Mit einem Seufzer lehnte er sich zurück. »Was soll ich da groß sagen? Danke, dass du es mich wissen lässt?«

»Ich wollte nur …«

Er fiel ihr ins Wort. »Wohin schicken die mich?«

»Keine Ahnung. Wo sie eine Wohnung für dich finden, vermute ich mal.« Jedenfalls nicht in Riverside, in dem Wohnblock, wo sie die Männer sonst nach ihrer Entlassung unterbrachten. Nur das zählte.

»Also von Cassie weg.«

Sie biss die Zähne zusammen. Sein Besitzanspruch gegenüber ihrer Tochter machte sie immer noch so wütend, dass sie ihm am liebsten eine reingehauen hätte. Erst zu lügen und zu betrügen und dann den liebevollen Vater zu spielen, das zog bei ihr nicht.

»Sie wird achtzehn.«

»Ich weiß, wie alt meine Tochter ist.«

»Das elterliche Sorgerecht endet mit achtzehn. Es ist also nicht nötig, dass du in unserer Nähe wohnst.«

»Demnach bist du den weiten Weg hergekommen, nur um mir zu sagen, dass du mich von meiner Tochter trennen willst?«, fragte er.

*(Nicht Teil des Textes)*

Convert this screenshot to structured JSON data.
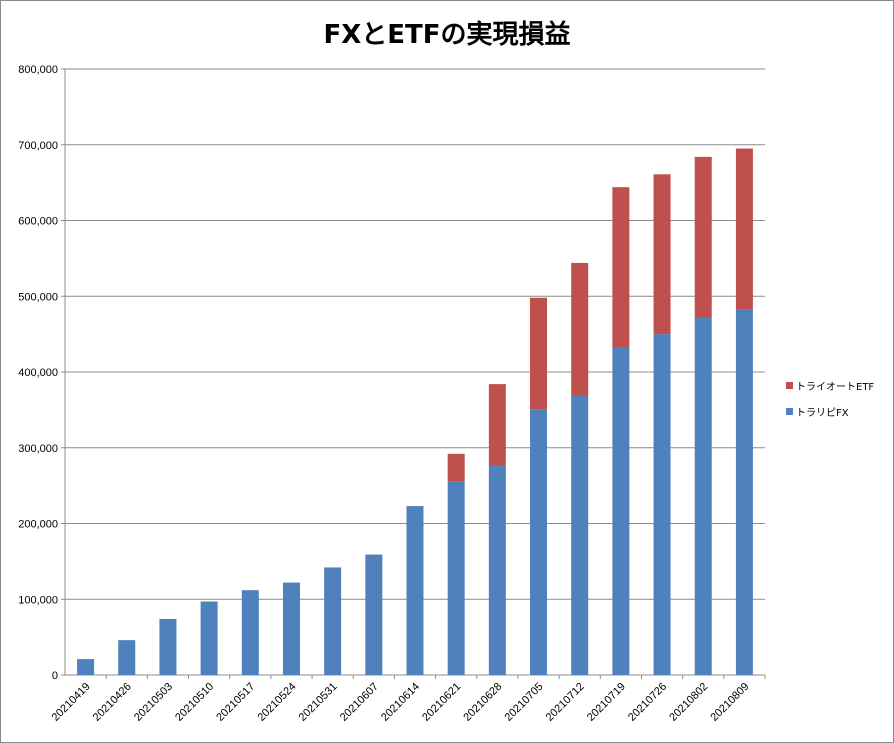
{
  "chart_data": {
    "type": "bar",
    "stacked": true,
    "title": "FXとETFの実現損益",
    "categories": [
      "20210419",
      "20210426",
      "20210503",
      "20210510",
      "20210517",
      "20210524",
      "20210531",
      "20210607",
      "20210614",
      "20210621",
      "20210628",
      "20210705",
      "20210712",
      "20210719",
      "20210726",
      "20210802",
      "20210809"
    ],
    "series": [
      {
        "name": "トラリピFX",
        "color": "#4f81bd",
        "values": [
          21000,
          46000,
          74000,
          97000,
          112000,
          122000,
          142000,
          159000,
          223000,
          256000,
          276000,
          351000,
          369000,
          433000,
          450000,
          472000,
          482000
        ]
      },
      {
        "name": "トライオートETF",
        "color": "#c0504d",
        "values": [
          0,
          0,
          0,
          0,
          0,
          0,
          0,
          0,
          0,
          36000,
          108000,
          147000,
          175000,
          211000,
          211000,
          212000,
          213000
        ]
      }
    ],
    "ylim": [
      0,
      800000
    ],
    "yticks": [
      "0",
      "100,000",
      "200,000",
      "300,000",
      "400,000",
      "500,000",
      "600,000",
      "700,000",
      "800,000"
    ],
    "grid": true,
    "legend_position": "right"
  }
}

Sarah schluckte den Köder nicht. »Ja.«

»Wieso?«

»Man sollte meinen, du wüsstest das.«

Greg nahm eine Hand vom Tisch und inspizierte seine Fingernägel. Sie waren kurz und sauber.

»Das hätte mir bestimmt auch jemand hier ausrichten können.« Der bittere Unterton war nicht zu überhören.

»Ich wollte, dass du es von mir hörst«, sagte Sarah.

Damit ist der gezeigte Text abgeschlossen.